Objectives: To investigate the inhibitory role of gamma (gamma)-carboxyglutamic acid (Gla) in the Gla domain of urinary prothrombin in the formation of calcium oxalate crystals.
Methods: Morpholine and formaldehyde at different concentrations were added to the solution of prothrombin to cause the conversion of Gla to gamma-methyleneglutamic acid (MGlu). The extent of the modification was controlled by the relative amount of modification reagents to prothrombin. The 100-fold molar excess of modification reagents to prothrombin produced the prothrombin molecule containing 2gamma-MGlu residues, and the 10,000-fold molar excess produced the molecule containing 8gamma-MGlu residues. The inhibitory activities of prothrombin and modified prothrombin to calcium oxalate crystallization were evaluated by the seeded crystallization technique.
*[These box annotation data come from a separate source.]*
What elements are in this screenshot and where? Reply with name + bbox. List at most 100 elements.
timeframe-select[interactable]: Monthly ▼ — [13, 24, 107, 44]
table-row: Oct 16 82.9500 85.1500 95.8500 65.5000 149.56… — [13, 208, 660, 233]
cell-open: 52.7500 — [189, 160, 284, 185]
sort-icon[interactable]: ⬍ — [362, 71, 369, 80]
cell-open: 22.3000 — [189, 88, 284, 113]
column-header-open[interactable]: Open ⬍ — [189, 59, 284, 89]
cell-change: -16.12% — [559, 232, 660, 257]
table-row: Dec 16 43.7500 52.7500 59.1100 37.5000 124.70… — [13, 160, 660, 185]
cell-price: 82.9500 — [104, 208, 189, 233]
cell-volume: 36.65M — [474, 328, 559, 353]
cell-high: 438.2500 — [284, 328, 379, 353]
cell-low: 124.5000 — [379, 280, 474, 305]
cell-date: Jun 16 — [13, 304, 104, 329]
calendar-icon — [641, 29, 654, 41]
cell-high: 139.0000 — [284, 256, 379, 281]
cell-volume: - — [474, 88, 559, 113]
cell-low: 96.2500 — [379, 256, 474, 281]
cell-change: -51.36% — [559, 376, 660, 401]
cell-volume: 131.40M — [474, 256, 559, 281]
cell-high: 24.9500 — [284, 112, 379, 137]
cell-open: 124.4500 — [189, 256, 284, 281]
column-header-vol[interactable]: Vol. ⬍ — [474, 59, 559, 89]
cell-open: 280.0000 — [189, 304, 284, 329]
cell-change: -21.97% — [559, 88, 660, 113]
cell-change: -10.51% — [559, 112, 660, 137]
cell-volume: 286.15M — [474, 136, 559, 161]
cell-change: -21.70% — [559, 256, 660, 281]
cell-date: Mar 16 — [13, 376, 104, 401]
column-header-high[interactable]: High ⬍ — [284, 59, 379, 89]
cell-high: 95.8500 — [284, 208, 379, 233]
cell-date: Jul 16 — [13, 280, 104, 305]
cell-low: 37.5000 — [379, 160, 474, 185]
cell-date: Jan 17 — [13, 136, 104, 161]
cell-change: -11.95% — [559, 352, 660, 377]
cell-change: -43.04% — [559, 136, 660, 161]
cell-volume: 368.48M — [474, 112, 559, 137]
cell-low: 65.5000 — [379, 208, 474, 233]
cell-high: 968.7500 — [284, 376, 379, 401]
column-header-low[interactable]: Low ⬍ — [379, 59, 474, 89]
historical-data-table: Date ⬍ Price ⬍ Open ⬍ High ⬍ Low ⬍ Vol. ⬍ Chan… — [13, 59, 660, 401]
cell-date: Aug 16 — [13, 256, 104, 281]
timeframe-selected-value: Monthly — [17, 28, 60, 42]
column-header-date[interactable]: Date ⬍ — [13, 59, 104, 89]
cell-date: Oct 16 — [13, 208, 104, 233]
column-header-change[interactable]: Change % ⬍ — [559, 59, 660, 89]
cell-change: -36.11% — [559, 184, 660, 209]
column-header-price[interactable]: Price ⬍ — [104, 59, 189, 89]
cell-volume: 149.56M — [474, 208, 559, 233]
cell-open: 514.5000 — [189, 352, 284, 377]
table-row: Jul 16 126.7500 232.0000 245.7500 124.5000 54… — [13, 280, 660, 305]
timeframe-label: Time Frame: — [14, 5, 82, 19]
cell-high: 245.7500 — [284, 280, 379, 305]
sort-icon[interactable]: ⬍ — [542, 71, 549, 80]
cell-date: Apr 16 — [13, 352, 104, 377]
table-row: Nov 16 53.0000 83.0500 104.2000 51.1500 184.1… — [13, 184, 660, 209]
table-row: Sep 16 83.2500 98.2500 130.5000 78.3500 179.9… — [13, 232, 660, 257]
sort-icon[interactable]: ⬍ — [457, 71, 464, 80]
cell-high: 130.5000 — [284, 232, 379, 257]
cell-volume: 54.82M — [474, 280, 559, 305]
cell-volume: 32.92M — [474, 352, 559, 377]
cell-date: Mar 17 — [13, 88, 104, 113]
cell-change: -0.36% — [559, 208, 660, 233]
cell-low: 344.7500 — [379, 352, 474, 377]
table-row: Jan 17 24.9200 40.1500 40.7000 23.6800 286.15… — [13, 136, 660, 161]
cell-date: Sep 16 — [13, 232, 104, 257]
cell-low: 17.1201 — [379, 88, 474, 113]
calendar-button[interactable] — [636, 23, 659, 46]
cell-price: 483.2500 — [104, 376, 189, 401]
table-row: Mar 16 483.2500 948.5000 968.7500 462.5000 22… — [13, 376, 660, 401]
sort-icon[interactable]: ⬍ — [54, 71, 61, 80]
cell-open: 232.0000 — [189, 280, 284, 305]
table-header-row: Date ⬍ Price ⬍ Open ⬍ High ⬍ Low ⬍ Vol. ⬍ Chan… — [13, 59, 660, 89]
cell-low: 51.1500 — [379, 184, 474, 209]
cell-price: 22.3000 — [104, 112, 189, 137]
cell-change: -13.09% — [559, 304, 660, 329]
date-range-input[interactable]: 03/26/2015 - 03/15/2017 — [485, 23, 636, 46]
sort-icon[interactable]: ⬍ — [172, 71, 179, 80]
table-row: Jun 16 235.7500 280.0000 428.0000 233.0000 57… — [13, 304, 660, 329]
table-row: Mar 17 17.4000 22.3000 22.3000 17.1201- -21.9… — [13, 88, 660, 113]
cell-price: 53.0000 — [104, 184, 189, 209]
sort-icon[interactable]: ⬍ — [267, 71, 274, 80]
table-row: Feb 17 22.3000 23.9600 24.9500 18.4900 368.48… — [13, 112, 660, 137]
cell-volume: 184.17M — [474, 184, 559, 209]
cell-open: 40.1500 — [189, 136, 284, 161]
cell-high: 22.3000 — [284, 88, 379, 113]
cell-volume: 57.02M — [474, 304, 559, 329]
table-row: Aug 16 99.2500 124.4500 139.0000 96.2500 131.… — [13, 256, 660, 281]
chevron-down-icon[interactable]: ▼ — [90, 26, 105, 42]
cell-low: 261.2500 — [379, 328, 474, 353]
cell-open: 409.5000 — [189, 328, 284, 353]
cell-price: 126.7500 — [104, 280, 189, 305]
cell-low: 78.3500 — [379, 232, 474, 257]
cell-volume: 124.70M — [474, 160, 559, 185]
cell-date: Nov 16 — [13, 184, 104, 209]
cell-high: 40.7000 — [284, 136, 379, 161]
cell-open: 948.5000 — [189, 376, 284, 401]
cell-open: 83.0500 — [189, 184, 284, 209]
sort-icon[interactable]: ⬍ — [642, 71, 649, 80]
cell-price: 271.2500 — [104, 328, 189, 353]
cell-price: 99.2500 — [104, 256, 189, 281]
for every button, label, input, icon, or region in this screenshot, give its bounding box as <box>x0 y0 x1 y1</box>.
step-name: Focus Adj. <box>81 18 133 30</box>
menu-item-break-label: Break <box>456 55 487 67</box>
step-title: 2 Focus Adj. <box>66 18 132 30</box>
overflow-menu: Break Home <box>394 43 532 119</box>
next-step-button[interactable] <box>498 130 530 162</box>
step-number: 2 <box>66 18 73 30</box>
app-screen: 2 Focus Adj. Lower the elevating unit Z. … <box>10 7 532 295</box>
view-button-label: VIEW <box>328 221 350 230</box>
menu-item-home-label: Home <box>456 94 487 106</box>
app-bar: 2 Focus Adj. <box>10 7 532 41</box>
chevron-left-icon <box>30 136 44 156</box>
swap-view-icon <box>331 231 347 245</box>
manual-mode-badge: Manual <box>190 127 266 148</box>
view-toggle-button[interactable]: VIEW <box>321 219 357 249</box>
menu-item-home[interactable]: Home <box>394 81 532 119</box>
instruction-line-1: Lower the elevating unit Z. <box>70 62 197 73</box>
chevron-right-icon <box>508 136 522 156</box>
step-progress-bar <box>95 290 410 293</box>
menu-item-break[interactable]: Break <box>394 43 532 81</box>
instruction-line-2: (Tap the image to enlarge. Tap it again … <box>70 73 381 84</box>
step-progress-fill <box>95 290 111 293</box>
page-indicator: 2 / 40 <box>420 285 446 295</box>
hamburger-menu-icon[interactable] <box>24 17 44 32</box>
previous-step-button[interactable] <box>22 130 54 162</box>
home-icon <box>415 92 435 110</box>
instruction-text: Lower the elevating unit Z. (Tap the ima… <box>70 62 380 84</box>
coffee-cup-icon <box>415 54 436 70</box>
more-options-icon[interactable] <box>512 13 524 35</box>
Results: The inhibitory index of Gla prothrombin to calcium oxalate crystallization was 14.2%, that of 2gamma-MGlu prothrombin was 12.8%, decreased by about 10%, and that of 8gamma-MGlu prothrombin was 5.0%, decreased by about 65%.
Conclusions: The Gla in the Gla domain of urinary prothrombin may play an important role in inhibiting the formation of renal calcium oxalate calculus.